"Bravo to conductor Carlo Goldstein for conducting this excellent orchestra with elegance, free from any exaggeration, and with an attention to detail that did justice to this sophisticated score."  

Musica - Nicola Cattò

ADRIANA LECOUVREUR

A Homage to the Theatre

At the beginning of the 20th century, Opera was ready for something new: no more queens and bishops, no more nobles engaged in grand enterprises or relentlessly seeking revenge, no more historical figures delivering moral messages. The bourgeois audience wanted to empathize more directly, to be entertained by something other than metaphors, and passionately desired unique new stories. And so, the Far East arrived on the scene, as well as fantasy literature, the southern folklore of Verismo, the American western frontier, and even talking animals or toys that came to life. Opera was experiencing one of its greatest creative moments, just as many were discussing its inevitable decline. Its form became increasingly freer and more unpredictable, its orchestration more and more original, while vocal parts explored new techniques from Sprechgesang to aleatory writing. All of this was undertaken with the aim of giving voice to characters with a new psychological complexity and modern feel.

Cilea's Adriana Lecouvreur – 1902 – participated in its own way.

At first glance, this opera seems quite traditional: a magnificent melodism in which recurring motifs relating to different characters shape the various plot points; a canto di forza tempered by some elegant bel canto moments; a Primadonna soprano courted by a Count tenor, with a colorful supporting cast whose lighter numbers are interwoven to provide a skillful counterpoint to the main drama. Yet Adriana is a truly innovative operatic work and, although it also represents Cilea’s deep love for tradition, what is most striking about the piece is its creative shift in perspective. Cilea did not look far afield or seek out an exotic backdrop, and instead remained where he had always been, in a place he knew and loved better than anywhere else: the THEATRE! But he turned and looked behind himself, at what normally remains hidden: Adriana Lecouvreur is an opera set backstage!

With a gesture reminiscent of the Commedia dell’Arte, Cilea depicts the darkness of the wings, the dressing rooms and their scent, the excitement before the opening curtain, the sarcastic quips of the acting company, and the hierarchy and dynamics of the “underground” that exists behind the scenes.

The entire opera is suspended between fiction and reality, acting and real life.

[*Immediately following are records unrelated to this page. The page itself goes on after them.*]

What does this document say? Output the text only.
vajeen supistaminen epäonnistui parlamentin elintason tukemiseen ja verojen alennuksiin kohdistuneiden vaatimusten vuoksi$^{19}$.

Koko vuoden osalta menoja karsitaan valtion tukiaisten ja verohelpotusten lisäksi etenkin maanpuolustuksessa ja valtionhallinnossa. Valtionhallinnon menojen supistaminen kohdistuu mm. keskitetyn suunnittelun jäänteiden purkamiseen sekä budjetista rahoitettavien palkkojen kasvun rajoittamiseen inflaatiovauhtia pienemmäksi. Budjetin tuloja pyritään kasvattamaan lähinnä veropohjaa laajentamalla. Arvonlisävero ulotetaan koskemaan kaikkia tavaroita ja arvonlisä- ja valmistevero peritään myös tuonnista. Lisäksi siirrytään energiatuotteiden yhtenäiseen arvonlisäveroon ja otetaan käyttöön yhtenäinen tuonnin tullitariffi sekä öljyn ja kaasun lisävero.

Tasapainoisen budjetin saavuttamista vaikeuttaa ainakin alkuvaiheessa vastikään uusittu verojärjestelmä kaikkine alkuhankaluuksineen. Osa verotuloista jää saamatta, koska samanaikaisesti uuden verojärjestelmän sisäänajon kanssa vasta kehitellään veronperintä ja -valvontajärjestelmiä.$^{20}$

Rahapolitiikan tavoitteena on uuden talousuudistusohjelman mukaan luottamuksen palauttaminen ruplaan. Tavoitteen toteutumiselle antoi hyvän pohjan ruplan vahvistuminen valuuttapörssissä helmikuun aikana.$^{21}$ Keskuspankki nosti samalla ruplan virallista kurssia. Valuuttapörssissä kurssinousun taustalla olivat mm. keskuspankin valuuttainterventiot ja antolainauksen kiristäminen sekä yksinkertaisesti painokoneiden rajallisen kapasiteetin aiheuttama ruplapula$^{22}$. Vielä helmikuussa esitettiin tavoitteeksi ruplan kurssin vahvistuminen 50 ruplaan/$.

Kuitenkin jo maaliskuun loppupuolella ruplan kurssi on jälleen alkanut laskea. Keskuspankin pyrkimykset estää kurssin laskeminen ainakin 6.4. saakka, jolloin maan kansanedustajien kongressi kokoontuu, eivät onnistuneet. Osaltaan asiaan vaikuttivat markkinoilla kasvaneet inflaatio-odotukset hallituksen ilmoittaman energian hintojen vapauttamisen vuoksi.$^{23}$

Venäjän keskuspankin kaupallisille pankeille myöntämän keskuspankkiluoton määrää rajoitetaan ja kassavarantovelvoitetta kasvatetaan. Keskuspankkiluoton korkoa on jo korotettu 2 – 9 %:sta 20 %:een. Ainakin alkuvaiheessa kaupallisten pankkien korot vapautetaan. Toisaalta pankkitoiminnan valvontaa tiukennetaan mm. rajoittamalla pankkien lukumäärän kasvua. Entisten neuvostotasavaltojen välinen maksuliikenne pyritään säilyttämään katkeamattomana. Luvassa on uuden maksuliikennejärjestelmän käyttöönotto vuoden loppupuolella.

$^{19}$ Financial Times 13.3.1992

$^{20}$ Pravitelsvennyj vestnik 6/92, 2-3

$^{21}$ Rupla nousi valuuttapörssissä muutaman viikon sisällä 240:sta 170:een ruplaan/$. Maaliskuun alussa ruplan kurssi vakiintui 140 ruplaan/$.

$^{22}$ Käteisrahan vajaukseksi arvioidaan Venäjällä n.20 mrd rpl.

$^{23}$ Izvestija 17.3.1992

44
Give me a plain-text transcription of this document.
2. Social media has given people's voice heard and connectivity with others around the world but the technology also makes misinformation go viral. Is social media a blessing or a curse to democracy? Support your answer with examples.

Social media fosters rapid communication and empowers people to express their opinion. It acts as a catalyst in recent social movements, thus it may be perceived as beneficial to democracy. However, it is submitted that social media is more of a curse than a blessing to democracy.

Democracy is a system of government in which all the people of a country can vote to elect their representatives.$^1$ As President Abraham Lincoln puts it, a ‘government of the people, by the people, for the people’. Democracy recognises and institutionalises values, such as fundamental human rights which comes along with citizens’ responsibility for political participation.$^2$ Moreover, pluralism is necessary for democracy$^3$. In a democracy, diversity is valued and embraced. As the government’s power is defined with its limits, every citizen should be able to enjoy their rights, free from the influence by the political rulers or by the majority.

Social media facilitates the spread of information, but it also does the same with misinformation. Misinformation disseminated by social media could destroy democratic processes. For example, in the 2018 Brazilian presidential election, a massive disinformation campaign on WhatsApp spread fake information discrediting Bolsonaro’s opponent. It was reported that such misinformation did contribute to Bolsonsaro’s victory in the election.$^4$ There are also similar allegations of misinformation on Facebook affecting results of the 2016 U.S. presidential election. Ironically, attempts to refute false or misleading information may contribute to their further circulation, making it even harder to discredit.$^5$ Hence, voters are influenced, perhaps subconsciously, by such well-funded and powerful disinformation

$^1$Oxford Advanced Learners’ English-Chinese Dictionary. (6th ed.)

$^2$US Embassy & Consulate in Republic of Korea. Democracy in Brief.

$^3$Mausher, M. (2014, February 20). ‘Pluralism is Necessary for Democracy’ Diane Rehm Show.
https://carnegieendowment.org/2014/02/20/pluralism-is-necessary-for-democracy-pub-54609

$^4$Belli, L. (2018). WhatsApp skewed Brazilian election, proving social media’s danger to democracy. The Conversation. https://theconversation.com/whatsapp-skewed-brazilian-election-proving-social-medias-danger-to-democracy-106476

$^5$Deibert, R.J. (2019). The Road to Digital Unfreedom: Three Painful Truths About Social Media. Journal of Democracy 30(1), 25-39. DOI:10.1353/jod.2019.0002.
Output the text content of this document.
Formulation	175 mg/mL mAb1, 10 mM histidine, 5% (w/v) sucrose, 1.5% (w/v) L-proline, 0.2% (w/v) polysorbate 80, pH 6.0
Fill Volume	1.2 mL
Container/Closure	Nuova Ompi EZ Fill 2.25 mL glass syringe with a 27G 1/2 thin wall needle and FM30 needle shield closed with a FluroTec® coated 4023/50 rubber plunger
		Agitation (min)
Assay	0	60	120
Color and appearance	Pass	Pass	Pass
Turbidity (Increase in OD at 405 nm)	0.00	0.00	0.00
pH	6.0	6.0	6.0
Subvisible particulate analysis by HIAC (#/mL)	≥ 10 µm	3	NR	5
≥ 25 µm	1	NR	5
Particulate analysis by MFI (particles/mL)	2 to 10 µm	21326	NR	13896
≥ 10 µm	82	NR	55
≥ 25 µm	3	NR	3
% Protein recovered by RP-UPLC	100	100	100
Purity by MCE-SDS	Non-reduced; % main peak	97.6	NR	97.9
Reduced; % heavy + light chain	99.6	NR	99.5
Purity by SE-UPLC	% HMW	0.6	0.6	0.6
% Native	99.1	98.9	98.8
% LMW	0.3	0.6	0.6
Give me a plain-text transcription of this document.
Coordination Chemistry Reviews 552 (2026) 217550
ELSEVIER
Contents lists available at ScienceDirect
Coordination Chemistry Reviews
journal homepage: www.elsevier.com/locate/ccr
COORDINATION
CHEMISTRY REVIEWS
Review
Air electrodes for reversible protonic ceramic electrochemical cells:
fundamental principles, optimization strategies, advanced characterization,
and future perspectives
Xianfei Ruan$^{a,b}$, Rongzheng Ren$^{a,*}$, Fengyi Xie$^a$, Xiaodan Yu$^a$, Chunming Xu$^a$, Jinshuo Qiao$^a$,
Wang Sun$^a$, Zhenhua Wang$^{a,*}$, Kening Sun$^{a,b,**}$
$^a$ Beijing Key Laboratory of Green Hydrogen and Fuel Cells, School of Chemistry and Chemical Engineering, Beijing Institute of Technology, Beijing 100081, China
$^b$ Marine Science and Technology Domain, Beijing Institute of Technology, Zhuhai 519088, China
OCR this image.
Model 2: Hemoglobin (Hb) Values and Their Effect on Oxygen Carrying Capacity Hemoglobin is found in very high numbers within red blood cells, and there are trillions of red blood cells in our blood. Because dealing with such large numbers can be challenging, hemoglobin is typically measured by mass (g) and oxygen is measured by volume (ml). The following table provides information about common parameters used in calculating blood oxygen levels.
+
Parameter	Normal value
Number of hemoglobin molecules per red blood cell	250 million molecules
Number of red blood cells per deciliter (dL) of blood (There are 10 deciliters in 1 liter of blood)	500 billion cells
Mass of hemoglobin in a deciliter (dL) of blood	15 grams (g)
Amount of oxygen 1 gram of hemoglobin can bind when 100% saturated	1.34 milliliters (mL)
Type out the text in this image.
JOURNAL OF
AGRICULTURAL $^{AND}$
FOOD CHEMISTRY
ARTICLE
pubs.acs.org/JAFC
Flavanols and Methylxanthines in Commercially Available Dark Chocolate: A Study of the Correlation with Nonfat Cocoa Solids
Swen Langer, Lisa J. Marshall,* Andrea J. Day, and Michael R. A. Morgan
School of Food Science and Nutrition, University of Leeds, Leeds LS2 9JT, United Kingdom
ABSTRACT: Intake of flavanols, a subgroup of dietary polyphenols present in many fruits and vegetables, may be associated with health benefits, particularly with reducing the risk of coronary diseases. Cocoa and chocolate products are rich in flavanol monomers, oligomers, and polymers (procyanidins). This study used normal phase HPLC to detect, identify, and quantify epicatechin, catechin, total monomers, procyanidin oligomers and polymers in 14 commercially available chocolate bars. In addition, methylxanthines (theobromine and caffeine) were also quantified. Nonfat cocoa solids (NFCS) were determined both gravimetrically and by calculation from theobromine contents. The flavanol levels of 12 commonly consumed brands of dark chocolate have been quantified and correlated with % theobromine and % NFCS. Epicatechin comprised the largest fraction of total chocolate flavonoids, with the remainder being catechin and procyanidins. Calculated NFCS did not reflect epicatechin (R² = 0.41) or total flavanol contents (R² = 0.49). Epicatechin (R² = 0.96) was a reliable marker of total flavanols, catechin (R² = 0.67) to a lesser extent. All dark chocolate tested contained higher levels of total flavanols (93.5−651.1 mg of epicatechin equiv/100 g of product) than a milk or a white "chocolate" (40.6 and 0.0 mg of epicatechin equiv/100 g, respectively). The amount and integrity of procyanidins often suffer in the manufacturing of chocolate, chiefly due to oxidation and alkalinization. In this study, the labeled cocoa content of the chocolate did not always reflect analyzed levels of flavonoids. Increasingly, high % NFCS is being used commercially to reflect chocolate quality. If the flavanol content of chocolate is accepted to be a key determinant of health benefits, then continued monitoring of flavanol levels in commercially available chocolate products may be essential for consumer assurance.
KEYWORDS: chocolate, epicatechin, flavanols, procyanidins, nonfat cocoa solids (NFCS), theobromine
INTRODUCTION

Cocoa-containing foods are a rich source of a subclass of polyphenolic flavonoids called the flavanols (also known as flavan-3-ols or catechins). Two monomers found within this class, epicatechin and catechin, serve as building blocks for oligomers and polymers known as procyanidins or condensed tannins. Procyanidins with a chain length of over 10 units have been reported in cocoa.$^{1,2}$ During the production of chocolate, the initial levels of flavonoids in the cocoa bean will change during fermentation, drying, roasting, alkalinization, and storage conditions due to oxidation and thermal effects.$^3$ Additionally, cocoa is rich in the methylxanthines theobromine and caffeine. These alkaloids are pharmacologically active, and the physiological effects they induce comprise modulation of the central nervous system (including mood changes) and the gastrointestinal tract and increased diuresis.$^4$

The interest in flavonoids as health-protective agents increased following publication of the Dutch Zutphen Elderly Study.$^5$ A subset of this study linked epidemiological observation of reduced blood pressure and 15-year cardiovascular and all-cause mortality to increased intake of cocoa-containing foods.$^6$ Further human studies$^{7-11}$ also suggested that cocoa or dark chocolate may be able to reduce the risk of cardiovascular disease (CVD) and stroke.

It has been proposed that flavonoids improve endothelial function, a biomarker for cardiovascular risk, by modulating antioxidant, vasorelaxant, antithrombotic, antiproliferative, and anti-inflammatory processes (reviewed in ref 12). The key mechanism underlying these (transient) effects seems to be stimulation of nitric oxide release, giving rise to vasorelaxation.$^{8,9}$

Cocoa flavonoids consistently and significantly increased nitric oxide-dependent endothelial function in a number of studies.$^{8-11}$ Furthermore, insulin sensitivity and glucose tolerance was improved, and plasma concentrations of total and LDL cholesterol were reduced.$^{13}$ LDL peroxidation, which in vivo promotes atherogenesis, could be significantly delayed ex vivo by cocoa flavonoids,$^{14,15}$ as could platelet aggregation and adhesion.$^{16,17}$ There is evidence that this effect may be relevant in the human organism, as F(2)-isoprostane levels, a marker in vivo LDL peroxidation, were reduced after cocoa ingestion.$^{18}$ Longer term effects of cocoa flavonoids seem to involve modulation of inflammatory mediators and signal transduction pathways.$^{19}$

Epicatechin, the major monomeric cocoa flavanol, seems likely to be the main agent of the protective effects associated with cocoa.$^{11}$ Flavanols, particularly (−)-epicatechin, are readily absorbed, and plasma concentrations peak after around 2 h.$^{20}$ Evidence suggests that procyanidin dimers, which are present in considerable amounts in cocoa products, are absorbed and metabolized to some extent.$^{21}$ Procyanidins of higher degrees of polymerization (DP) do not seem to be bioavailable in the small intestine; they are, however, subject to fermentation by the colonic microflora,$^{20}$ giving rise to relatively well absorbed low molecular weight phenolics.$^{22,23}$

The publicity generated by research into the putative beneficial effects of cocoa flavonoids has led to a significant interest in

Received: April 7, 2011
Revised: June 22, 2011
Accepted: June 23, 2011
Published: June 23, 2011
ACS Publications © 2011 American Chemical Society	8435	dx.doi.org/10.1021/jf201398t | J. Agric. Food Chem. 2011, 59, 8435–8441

The heroine enters, reciting the lines of a monologue, and then welcomes her beloved between calls in her dressing room. We observe all of this through the eyes and concerns of Michonnet, the stage manager, who anxiously eavesdrops behind them. Adriana continually puts on and takes off her mask, ascending and descending from the theatre's stage in order to enter and exit the "stage" of her own life. This continues until the climax in which these worlds collide: the third act. Here, Adriana attends a reception, where she confronts her arch-rival with allusions that pique the curiosity of the onlookers – in effect, another audience – and then, by reciting a monologue from Racine’s Phèdre, she openly challenges her rival. Adriana identifies herself with her mask to such an extent that she transcends the limits of acting; fiction has become more authentic than real life. This “short circuit” represents the point of no return and paves the way for the inevitable drama of the fourth act.

Adriana is unquestionably the vocal protagonist of the opera, but, from a dramaturgical perspective, the linchpin is in fact the baritone Michonnet! Cilea dedicates the most creative pages to him: he is the king of the scene before the curtain opens, and therefore the true demiurge of the whole affair. Not coincidentally, Michonnet always exists, in a musical sense, within the themes of other characters; he lives by reflected light, singing to the melodies of others. Only one theme – in ¾ – seems to be linked specifically to Michonnet. This theme depicts indecision, repressed impulses, and expectation, and is often used as a transition between other themes. Michonnet is the man whom the public can never know, whose impossible love can never be fulfilled. The stage manager knows everyone’s secrets, but nobody knows any of his. Michonnet does not have a mask of his own, does not perform heroics like Maurizio, and does not even act like Adriana. He lives in the real world, preparing and handing out masks for others.

I believe that Michonnet is Cilea’s alter ego: his emotions are the most genuine – “E rido e piango e sogno!” – and his words prior to the Intermezzo of the second act pay homage to the ancient, unappreciated nobility of those who live in the theatre and for the theatre: “Noi siam povera gente, lasciam scherzare i grandi… non ci si lucra niente!”